Earlier today I posted news accounts of “devastating” new data on young Americans’ feelings about Israel, as compiled by Fern Oppenheim of the Brand Israel Group. I’ve now watched Oppenheim’s speech to the Herzliya conference, which was published yesterday. Her message was that the portion of Jewish college students who don’t like Israel is higher than that portion of college students overall, and this is a “national security” issue for Israel, and the answer is hiring more conservative professors and starting the Birthright program of free trips to Israel earlier. (The minimum age is 18, now.)
Let me summarize the speech.
Oppenheim’s goal is to make sure that mainstream Americans keep a connection to Israel. “Delegitimization needs to be fought on many fronts,” she said, from academic to legislative; but unless Israel improves its communications, “nothing else we do is going to work.”
We are allowing Israel’s enemies to define her and we are not creating a narrative about Israeli society– and the conflict is an integral part of that– about the totality of the society that is going to resonate with the groups in the U.S. that Israel is at risk of losing. And morality is a critical part of that.
Ten years ago her organization held focus groups in the U.S. to determine, What is the underlying image of the Israeli in the American psyche? And they determined that Americans see only “a sliver of Israeli society.”
Americans perceive Israelis as ultra-religious… and steeped in conflict… When they see this, They can’t relate… We’re starting from a negative place. Ultra-religious and steeped in conflict come with a host of misperceptions. Not diverse, not tolerant, not decent, not moral. And just starting out, it’s fertile ground for the people who want to negatively brand and delegitimize Israel.
Oppenheim’s group segmented the American population to assess, what percent of the US market is core supporters of Israel– “really unshakeable.” What percent of the US market is “unreachable.” And who’s in the middle. She addressed donors:
The reason you do this– Mr Adelson– to all the funders in the room– the reason you do this is you want to allocate your resources to where they can be most effective. If you’re spending all your money trying to reach the unreachable, it’s not going to work. If you’re spending all your money on the core, they’re with you.
Who are these people in the middle? And what issues do they have with Israel and what do we need to do to overcome them?
In 2016 the core support of Israel among Americans is just 15 percent.
I want you to know that in 2010 it was 22 percent. That is a drop of a third. Where did those 7 percentage points go? Six went to the groups in the middle, one went to unreachable.

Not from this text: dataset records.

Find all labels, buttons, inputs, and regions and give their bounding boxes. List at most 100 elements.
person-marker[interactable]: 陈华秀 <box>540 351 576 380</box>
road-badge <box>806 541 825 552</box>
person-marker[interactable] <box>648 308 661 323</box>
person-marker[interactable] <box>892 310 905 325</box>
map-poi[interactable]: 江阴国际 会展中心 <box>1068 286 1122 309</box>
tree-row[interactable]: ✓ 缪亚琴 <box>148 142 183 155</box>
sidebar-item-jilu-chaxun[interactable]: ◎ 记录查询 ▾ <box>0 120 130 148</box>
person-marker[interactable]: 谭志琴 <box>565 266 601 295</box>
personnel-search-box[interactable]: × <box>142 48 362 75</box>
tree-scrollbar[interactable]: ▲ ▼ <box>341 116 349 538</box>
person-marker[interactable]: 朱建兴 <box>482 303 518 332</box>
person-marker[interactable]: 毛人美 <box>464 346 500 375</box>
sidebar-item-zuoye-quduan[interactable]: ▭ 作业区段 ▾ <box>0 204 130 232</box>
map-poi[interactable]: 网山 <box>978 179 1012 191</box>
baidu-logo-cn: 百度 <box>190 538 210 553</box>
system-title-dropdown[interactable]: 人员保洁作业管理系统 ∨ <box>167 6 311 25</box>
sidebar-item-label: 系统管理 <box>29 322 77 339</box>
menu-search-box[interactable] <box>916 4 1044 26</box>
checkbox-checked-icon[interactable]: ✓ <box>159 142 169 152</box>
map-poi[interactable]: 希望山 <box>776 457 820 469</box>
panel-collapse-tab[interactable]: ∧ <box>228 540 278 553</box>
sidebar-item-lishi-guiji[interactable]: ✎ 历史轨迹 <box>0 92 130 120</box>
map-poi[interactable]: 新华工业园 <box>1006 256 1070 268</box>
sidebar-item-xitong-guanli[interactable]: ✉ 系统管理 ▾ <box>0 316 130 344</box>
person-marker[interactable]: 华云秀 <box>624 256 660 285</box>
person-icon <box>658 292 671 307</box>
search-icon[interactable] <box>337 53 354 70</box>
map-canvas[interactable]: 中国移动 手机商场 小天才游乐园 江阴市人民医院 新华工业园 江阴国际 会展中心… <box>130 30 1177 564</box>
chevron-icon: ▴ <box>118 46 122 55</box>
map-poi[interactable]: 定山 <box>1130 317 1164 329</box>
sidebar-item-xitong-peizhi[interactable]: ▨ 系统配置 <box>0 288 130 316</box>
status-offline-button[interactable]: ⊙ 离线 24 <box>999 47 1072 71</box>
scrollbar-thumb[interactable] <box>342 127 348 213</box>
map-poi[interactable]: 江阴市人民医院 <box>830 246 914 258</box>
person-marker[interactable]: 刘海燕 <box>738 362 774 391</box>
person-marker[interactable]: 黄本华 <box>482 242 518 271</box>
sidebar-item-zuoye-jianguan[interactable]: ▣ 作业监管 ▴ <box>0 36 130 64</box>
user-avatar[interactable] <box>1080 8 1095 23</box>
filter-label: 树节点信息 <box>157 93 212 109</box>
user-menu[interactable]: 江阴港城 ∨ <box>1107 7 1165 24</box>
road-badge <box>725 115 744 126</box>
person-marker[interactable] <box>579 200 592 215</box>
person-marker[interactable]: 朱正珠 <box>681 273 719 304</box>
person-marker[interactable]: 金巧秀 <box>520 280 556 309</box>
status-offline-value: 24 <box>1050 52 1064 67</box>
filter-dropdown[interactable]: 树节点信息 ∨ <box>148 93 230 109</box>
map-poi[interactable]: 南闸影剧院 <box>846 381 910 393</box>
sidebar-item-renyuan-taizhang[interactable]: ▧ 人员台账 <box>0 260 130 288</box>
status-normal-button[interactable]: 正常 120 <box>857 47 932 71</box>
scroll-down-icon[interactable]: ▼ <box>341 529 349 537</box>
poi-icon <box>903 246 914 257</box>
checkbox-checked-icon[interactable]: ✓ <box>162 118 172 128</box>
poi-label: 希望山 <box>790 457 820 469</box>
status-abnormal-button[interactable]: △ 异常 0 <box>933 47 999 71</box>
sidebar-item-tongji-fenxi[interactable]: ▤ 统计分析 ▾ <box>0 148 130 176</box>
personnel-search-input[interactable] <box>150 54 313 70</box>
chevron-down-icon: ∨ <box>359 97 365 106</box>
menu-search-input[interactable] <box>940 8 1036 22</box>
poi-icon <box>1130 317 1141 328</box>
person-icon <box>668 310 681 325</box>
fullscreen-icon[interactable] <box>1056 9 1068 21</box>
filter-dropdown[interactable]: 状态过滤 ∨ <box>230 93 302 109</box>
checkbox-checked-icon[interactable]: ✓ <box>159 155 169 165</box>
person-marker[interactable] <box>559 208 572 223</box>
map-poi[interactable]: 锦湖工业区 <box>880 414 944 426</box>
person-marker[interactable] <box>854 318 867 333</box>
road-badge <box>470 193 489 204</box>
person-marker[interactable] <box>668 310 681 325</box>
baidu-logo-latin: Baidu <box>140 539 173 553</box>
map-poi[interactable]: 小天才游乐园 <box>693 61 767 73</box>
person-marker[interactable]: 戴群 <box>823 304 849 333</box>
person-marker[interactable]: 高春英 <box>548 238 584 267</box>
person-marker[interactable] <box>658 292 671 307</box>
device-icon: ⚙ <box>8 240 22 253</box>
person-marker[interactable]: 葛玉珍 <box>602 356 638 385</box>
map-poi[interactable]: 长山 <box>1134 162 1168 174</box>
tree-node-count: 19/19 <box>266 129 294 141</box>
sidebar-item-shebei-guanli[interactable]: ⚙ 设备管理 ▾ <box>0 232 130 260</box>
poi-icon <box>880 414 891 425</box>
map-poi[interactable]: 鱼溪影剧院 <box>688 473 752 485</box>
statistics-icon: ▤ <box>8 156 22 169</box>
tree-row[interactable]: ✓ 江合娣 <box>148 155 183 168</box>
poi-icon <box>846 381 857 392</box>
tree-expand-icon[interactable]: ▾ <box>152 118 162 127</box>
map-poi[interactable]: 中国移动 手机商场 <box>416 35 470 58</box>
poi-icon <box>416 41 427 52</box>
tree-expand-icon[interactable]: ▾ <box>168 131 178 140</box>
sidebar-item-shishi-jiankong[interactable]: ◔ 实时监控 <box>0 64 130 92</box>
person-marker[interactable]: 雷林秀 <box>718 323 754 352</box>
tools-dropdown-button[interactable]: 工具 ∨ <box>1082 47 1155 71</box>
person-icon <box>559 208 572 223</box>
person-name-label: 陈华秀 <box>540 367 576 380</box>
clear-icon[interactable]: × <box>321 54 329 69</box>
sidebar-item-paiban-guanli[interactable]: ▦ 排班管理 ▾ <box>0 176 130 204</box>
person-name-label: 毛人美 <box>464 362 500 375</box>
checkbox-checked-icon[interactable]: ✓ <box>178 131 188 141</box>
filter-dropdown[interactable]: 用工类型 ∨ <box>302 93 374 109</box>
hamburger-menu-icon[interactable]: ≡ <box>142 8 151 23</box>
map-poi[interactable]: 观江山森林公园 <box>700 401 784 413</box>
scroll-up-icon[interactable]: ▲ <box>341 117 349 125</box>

Who are the people in the middle?
They’re college students, they’re Jewish college students, they’re minorities, they’re Democrats, they’re the political left. The truth is if if Israel was not being negatively branded, we could leave these people alone. But Israel is being negatively branded, and to some degree we are misunderstanding the message of BDS to those people…
84 percent of college students are in the middle. But Boycott, Divestment and Sanctions (BDS) is reaching out to them, with a unified message about Israel’s morality:
My goal is to explain to you based on the study we just conducted… what it is possible to do at this point to blunt the effects of BDS and to win this war. The first thing we need to do is understand the mindset of the college student and how he hears delegitimization….

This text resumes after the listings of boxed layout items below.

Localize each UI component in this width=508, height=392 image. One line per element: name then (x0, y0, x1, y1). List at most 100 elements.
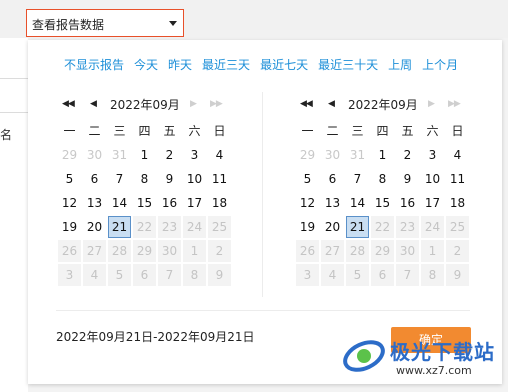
report-data-select-value: 查看报告数据 (32, 18, 105, 32)
day-grid: 29 30 31 1 2 3 4 5 6 7 8 9 10 11 12 13 14 15 16 17 18 19 20 21 2… (296, 144, 471, 286)
quick-range-link[interactable]: 不显示报告 (64, 56, 124, 73)
day-cell: 9 (208, 264, 231, 286)
day-cell[interactable]: 6 (83, 168, 106, 190)
weekday-label: 四 (376, 124, 389, 138)
day-cell[interactable]: 17 (183, 192, 206, 214)
day-cell[interactable]: 3 (421, 144, 444, 166)
day-cell[interactable]: 3 (183, 144, 206, 166)
day-cell[interactable]: 19 (58, 216, 81, 238)
day-cell: 1 (183, 240, 206, 262)
quick-range-link[interactable]: 上个月 (422, 56, 458, 73)
weekday-row: 一二三四五六日 (296, 120, 471, 142)
next-month-icon: ▶ (428, 99, 435, 109)
watermark-url: www.xz7.com (396, 364, 472, 377)
day-cell: 3 (296, 264, 319, 286)
calendar-header: ◀◀ ◀ 2022年09月 ▶ ▶▶ (58, 96, 233, 112)
day-cell[interactable]: 10 (421, 168, 444, 190)
day-cell[interactable]: 13 (83, 192, 106, 214)
day-cell: 1 (421, 240, 444, 262)
prev-month-icon[interactable]: ◀ (328, 98, 335, 110)
day-cell[interactable]: 11 (446, 168, 469, 190)
day-cell: 24 (421, 216, 444, 238)
day-cell[interactable]: 17 (421, 192, 444, 214)
day-cell[interactable]: 1 (371, 144, 394, 166)
weekday-label: 一 (63, 124, 76, 138)
quick-range-link[interactable]: 今天 (134, 56, 158, 73)
weekday-row: 一二三四五六日 (58, 120, 233, 142)
day-cell[interactable]: 9 (158, 168, 181, 190)
day-cell[interactable]: 1 (133, 144, 156, 166)
day-cell: 26 (58, 240, 81, 262)
report-table-fragment: 名 (0, 38, 28, 392)
prev-year-icon[interactable]: ◀◀ (300, 98, 313, 110)
quick-range-link[interactable]: 最近三天 (202, 56, 250, 73)
day-cell[interactable]: 12 (296, 192, 319, 214)
day-cell: 30 (158, 240, 181, 262)
day-cell[interactable]: 4 (446, 144, 469, 166)
weekday-label: 六 (188, 124, 201, 138)
day-cell: 29 (299, 148, 316, 162)
day-cell[interactable]: 20 (321, 216, 344, 238)
next-year-icon: ▶▶ (448, 99, 461, 109)
day-cell[interactable]: 8 (371, 168, 394, 190)
day-cell[interactable]: 7 (108, 168, 131, 190)
day-cell[interactable]: 6 (321, 168, 344, 190)
day-cell[interactable]: 15 (371, 192, 394, 214)
day-cell[interactable]: 7 (346, 168, 369, 190)
day-cell: 27 (83, 240, 106, 262)
footer-divider (56, 310, 470, 311)
day-cell[interactable]: 5 (296, 168, 319, 190)
report-data-select[interactable]: 查看报告数据 (26, 9, 184, 37)
day-cell: 31 (349, 148, 366, 162)
weekday-label: 日 (213, 124, 226, 138)
day-cell-selected[interactable]: 21 (346, 216, 369, 238)
day-cell: 29 (371, 240, 394, 262)
swirl-logo-icon (343, 340, 385, 372)
month-label: 2022年09月 (110, 98, 180, 112)
quick-range-link[interactable]: 昨天 (168, 56, 192, 73)
day-cell[interactable]: 14 (346, 192, 369, 214)
day-cell[interactable]: 9 (396, 168, 419, 190)
day-cell: 8 (183, 264, 206, 286)
prev-month-icon[interactable]: ◀ (90, 98, 97, 110)
day-cell[interactable]: 18 (208, 192, 231, 214)
day-cell: 3 (58, 264, 81, 286)
day-cell[interactable]: 15 (133, 192, 156, 214)
quick-range-link[interactable]: 最近三十天 (318, 56, 378, 73)
day-cell: 26 (296, 240, 319, 262)
day-cell[interactable]: 8 (133, 168, 156, 190)
chevron-down-icon[interactable] (169, 21, 177, 26)
day-cell-selected[interactable]: 21 (108, 216, 131, 238)
selected-range-text: 2022年09月21日-2022年09月21日 (56, 330, 255, 344)
day-cell[interactable]: 19 (296, 216, 319, 238)
day-cell[interactable]: 20 (83, 216, 106, 238)
day-cell: 6 (371, 264, 394, 286)
day-cell[interactable]: 14 (108, 192, 131, 214)
day-cell[interactable]: 4 (208, 144, 231, 166)
day-cell[interactable]: 12 (58, 192, 81, 214)
day-cell[interactable]: 13 (321, 192, 344, 214)
day-cell: 28 (108, 240, 131, 262)
day-cell[interactable]: 10 (183, 168, 206, 190)
day-cell[interactable]: 5 (58, 168, 81, 190)
day-cell[interactable]: 16 (158, 192, 181, 214)
quick-range-link[interactable]: 上周 (388, 56, 412, 73)
day-cell: 25 (446, 216, 469, 238)
day-cell[interactable]: 2 (396, 144, 419, 166)
calendar-divider (262, 92, 263, 297)
day-cell: 27 (321, 240, 344, 262)
day-cell[interactable]: 2 (158, 144, 181, 166)
calendar-left: ◀◀ ◀ 2022年09月 ▶ ▶▶ 一二三四五六日 29 30 31 1 2 3 4 5 6 7… (58, 96, 233, 286)
day-cell[interactable]: 11 (208, 168, 231, 190)
day-cell: 4 (83, 264, 106, 286)
table-divider (0, 78, 28, 79)
weekday-label: 三 (351, 124, 364, 138)
quick-range-link[interactable]: 最近七天 (260, 56, 308, 73)
day-cell: 31 (111, 148, 128, 162)
weekday-label: 二 (88, 124, 101, 138)
day-cell: 22 (133, 216, 156, 238)
day-cell[interactable]: 16 (396, 192, 419, 214)
day-cell: 30 (86, 148, 103, 162)
day-cell[interactable]: 18 (446, 192, 469, 214)
prev-year-icon[interactable]: ◀◀ (62, 98, 75, 110)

When he hears Israel is an apartheid state, what he’s hearing is, Israelis don’t treat people the way we do. This is a fight about values, morality and the humanity of Israeli society. These kids… they’re thinking Israelis are not like us.
And that is a potential crisis:
The research we just conducted shows that less than 50 percent of the next generation of Americans believe they share Israeli values. If the next generation doesn’t believe we have shared values, it’s really a national security issue.
The two big goals in combating BDS are: 1, “We can’t let the middle go,” and 2, Jewish kids.
The portion of Jews who are “unreachable” on Israel is bigger than that of the general population!
A significant new problem is the rise of an unreachable segment of Jewish college students. Among the general population in the U.S. 9 percent are unreachable, college, 11 percent. Jewish college, 13 percent.
The unreachable number is even higher among “unaffiliated Jews,” those who are not in congregations or Jewish groups– 17 percent.
But the proportion of core supporters of Israel among Jewish students is much higher than the general population: 32 percent, to 15 percent. So there’s a big battle inside the Jewish community.
We need to be doing two things with these people. We can’t wait till they get to college. We’ve got to be showing them the human face of Israeli society from an earlier age. We need to be starting Birthright earlier. We really need to be telling them about Israeli life and creating connection at an earlier age. And the second critical thing we need to do is support the efforts on campus right now of liberal professors who are beginning to deal with intersectionality and creating coalitions on campus to promote critical thinking and diversity and hiring conservative professors to offset the toxic culture. Starting in 2013, it isn’t even any more are you pro Israel or anti-Israel. It’s intersectionality. The narrative now is that are you an oppressor or a victim. And Israel is only a part of that. We really have to begin to address the culture on campus.
So, looking at the middle, and getting to Jewish college students before they reach college, Oppenheim concludes: “These are the things I think that will begin to blunt the delegitimization efforts.”